When considering our cardiopatch material applications, future in vivo work must look at CNF compatibility after PLGA degradation. Once the cardiopatch is sutured into place,50–52 PLGA will begin to degrade and CNF exposure will increase and become embedded into its host, because CNF are nonbiodegradable. In vitro experiments have revealed that cell-matrix interactions limit cell motility, growth, and full scaffold colonization,53,54 and therefore scaffold degradation is highly desirable to allow for cell replacement. Also, research has shown that carbon-based nanotubes and fibers are biocompatible platforms for neuronal growth and cell differentiation.55,56 Therefore, our material has the potential to exploit both of these desirable traits in a tissue engineering matrix, ie, PLGA degradation to allow for better cell growth and CNF for cell progress and continual development.
Conclusion
This present work demonstrates a few underlying mechanisms to elucidate the way in which cardiomyocytes grow on PLGA and CNF composites.

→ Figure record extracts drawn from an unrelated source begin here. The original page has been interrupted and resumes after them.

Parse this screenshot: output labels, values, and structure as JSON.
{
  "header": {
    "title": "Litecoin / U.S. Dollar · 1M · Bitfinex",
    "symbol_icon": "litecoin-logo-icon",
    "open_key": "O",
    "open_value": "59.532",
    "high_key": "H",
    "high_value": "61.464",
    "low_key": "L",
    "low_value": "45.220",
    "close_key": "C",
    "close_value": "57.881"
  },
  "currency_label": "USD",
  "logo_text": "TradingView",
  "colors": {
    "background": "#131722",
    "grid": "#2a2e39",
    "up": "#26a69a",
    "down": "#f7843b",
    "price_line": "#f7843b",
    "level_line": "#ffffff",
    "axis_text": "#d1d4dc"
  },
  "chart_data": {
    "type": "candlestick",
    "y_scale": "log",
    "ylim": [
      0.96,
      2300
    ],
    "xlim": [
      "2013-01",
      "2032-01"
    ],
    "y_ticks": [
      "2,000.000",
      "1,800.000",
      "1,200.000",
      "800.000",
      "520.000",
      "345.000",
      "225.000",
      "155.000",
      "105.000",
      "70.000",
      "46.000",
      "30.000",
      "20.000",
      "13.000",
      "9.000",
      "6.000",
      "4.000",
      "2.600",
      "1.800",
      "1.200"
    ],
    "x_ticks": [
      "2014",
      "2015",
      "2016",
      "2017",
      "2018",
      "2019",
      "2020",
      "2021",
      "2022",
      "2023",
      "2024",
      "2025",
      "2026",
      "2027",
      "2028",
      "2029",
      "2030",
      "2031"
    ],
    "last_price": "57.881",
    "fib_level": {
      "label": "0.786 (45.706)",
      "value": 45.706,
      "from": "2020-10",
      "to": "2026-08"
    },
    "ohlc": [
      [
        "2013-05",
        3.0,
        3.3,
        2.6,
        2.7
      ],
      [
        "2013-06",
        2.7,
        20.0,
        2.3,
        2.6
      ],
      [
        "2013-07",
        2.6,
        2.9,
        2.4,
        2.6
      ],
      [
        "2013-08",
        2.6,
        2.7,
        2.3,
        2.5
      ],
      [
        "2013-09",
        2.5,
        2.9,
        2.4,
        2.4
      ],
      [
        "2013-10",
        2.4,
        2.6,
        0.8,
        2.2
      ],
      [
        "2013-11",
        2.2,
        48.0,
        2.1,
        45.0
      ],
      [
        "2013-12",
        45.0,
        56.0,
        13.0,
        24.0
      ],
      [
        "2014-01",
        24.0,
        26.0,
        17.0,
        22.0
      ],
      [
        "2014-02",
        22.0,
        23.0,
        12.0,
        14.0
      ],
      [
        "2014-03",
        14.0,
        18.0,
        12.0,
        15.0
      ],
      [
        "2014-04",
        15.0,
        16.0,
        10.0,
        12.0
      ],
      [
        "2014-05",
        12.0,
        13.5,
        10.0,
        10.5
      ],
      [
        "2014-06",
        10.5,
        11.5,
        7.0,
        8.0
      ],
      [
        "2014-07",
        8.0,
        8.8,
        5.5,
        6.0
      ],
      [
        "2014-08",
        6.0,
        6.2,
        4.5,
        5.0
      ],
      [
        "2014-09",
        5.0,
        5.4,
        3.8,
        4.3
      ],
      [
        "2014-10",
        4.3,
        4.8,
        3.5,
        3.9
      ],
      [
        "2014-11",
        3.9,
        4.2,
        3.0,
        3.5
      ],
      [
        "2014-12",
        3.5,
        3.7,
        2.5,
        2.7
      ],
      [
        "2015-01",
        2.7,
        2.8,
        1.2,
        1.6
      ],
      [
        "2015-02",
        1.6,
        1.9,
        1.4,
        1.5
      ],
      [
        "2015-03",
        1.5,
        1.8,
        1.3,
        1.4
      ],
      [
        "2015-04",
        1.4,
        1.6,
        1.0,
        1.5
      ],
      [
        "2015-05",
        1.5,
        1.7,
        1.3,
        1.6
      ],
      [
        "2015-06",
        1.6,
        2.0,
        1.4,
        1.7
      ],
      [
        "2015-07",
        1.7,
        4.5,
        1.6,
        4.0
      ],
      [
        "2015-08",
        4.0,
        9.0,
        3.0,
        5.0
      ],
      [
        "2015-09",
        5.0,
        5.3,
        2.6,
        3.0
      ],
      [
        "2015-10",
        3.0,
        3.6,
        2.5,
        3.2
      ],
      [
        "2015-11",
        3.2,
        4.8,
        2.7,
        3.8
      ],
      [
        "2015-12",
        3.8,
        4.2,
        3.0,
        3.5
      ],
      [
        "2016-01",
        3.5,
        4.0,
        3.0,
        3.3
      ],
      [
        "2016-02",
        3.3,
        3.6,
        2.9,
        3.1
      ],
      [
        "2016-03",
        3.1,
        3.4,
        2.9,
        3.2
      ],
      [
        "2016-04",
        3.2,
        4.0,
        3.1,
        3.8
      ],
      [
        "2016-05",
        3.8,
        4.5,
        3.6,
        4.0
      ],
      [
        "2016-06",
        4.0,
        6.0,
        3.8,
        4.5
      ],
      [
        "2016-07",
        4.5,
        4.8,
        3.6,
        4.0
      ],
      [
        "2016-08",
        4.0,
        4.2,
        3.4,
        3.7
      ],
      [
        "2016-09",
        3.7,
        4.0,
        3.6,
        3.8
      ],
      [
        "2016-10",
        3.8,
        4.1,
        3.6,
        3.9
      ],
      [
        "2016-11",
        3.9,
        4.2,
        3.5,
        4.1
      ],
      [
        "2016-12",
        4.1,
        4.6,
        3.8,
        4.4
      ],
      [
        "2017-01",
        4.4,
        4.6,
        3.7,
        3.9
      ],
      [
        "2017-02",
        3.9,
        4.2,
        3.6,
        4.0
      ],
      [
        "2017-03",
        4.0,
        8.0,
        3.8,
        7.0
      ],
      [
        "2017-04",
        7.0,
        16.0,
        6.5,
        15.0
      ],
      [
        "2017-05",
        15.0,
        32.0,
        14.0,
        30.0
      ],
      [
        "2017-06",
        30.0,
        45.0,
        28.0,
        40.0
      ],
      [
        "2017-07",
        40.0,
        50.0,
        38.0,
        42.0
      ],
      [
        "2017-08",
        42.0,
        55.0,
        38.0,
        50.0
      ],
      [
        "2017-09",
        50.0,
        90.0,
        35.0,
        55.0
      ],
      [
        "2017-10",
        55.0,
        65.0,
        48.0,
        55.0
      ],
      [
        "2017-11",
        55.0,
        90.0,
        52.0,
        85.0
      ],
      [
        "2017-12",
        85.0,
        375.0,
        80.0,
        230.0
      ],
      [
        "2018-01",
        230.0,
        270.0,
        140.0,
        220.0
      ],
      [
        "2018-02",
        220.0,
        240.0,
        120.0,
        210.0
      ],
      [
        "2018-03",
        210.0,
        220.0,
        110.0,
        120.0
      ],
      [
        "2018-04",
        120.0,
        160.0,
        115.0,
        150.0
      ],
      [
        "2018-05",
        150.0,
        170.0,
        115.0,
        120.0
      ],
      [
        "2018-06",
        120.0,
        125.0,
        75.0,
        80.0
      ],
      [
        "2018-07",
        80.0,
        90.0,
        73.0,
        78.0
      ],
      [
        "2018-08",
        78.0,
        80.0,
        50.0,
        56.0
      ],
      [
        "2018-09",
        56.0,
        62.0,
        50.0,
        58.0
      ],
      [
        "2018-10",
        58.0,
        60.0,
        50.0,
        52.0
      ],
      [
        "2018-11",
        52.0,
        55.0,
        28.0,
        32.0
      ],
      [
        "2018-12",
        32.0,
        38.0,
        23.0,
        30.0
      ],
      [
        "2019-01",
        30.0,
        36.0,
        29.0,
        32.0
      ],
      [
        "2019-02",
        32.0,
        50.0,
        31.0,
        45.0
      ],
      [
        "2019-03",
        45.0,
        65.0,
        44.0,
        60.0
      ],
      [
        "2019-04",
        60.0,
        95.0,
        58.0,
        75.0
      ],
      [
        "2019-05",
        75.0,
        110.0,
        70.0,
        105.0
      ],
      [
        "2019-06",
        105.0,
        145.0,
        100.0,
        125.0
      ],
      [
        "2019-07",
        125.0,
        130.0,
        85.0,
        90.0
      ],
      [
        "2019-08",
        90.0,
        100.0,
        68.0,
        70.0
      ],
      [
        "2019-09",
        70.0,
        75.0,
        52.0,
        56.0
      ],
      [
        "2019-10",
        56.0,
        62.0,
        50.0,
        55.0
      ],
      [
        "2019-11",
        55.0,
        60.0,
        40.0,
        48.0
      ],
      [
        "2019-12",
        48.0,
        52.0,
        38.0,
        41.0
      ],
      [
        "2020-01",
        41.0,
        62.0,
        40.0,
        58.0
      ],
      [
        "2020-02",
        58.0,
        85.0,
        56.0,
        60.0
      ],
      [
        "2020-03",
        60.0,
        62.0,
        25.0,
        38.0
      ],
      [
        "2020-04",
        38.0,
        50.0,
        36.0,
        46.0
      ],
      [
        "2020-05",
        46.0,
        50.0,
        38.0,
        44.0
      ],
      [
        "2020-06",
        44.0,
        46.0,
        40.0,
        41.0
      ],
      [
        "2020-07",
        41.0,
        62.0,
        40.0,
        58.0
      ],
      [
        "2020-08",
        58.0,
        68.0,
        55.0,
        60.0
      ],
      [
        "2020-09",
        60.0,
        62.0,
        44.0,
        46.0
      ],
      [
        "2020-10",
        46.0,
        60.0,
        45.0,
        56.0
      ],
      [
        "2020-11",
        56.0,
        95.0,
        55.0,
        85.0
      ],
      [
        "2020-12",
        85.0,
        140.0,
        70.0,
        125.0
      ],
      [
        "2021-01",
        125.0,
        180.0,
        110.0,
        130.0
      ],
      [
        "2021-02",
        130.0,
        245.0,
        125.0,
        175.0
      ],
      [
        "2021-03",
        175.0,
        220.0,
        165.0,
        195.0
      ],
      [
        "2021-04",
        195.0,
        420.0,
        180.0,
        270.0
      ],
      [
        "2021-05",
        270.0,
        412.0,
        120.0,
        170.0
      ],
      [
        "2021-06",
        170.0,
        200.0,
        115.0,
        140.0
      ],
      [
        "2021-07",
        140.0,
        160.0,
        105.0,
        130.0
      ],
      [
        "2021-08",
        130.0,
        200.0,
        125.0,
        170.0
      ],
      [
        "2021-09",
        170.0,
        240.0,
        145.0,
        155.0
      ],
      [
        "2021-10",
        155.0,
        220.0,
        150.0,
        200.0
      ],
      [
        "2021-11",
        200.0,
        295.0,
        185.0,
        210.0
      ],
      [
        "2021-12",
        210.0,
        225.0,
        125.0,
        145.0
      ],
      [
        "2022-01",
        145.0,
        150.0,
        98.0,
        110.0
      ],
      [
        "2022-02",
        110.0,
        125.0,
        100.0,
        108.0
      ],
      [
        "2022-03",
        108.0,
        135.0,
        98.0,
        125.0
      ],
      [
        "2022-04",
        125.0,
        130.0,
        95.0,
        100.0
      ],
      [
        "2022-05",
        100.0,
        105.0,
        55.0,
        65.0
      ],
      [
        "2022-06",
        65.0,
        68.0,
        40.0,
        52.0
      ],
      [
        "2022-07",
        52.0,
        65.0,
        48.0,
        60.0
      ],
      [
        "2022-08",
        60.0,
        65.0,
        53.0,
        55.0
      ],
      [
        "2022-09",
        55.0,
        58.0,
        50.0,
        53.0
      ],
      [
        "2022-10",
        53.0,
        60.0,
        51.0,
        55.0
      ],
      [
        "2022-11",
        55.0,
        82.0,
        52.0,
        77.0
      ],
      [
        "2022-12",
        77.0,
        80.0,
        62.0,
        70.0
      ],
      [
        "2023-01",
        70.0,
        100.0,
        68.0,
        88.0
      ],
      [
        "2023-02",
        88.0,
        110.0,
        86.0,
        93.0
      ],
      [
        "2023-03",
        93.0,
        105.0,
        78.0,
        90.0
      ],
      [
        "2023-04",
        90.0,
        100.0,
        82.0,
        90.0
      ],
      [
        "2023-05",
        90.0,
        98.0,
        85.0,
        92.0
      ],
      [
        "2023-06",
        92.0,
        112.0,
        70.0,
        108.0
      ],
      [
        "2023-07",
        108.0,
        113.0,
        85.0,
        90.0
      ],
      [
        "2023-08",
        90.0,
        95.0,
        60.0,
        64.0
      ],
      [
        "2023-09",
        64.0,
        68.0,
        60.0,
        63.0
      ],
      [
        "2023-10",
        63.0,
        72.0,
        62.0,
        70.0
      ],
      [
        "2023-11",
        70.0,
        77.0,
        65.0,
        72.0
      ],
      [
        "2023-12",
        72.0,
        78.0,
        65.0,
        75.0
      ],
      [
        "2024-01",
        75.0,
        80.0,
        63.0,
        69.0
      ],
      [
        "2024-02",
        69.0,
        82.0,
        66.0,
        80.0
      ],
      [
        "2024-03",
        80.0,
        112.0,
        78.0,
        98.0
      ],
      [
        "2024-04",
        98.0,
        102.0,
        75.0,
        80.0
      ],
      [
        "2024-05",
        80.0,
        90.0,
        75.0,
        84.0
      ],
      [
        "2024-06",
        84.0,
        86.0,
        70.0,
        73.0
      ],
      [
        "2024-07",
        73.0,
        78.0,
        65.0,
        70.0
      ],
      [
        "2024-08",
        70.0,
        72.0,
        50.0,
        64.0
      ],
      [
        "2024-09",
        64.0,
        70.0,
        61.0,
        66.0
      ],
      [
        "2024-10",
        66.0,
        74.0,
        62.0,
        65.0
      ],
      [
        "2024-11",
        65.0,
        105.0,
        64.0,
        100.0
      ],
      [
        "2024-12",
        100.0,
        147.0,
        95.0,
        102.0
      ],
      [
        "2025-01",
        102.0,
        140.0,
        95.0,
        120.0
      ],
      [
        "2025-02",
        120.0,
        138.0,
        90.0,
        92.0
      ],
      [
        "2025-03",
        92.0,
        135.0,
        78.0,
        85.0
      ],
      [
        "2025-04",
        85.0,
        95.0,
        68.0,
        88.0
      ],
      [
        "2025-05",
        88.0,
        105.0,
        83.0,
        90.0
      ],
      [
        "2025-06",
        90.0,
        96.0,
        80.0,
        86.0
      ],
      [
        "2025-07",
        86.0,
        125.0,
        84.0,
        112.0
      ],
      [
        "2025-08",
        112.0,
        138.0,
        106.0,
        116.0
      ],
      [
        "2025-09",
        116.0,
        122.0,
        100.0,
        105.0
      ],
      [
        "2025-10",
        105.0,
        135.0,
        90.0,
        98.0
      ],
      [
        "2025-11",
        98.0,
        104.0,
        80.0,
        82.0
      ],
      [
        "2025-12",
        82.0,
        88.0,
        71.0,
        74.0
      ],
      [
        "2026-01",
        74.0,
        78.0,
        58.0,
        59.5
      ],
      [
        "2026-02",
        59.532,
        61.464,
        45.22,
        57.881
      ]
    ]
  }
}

As the CNF weight to specific ratios (50:50 was increased [PLGA:CNF (wt%:wt%)]), this study found that nanoscale roughness increases to promote vitronectin and fibronectin adsorption and ultimately increase cardiomyocyte growth, as well as increasing tensile and conductivity properties. Additionally, it was determined that a PLGA density of 0.025 g/mL at a 50:50 (PLGA:CNF [wt%:wt%]) ratio caused the highest cardiomyocyte growth, indicating that the PLGA density can alter cardiomyocyte adhesion and proliferation to a certain degree. Scanning electron micrographs showed uniform CNF dispersion within the PLGA matrix and a close interaction between cardiomyocytes and substrates, while contact angle experiments suggested that changes in wettability did not occur, thus demonstrating that a simple solution-mixing-drying-based synthesis route can be adopted to develop PLGA:CNF hybrid biocomposites over a broad composition range, possessing a uniform distribution of CNF without any clustering. In summary, cardiomyocyte growth on PLGA:CNF composites was enhanced by creating nanotopographical features due to the addition of CNFs which, in turn, increased protein adsorption capacitance, creating a composite which closely resembles native heart tissue.
Acknowledgments
The authors would like to thank the National Science Foundation Graduate Research Fellowship Program (1058262), the National Science Foundation (DMR-0805172), the Hermann Foundation, and the Leadership Alliance Summer Research Early Identification Program (SR-IEP) for funding and support. The authors would also like to thank Lei Yang (for assistance with analysis of atomic force microscopy data), Jiangdong Deng and Jason Tresback (Harvard University, for assistance with atomic force microscopy), Urlike Mende (for assistance with cardiomyocyte experiments), Geoff Williams (Brown University Leduc Center, for assistance with fluorescence microscopy), and Paul Waltz (Brown University Price Laboratories, for tensile testing). This work was partially performed at the Center for Nanoscale Systems, a member of the National Nanotechnology Infrastructure Network, which is supported by the National Science Foundation (ECS-0335765).
Footnotes
Disclosure
The authors report no conflicts of interest in this work.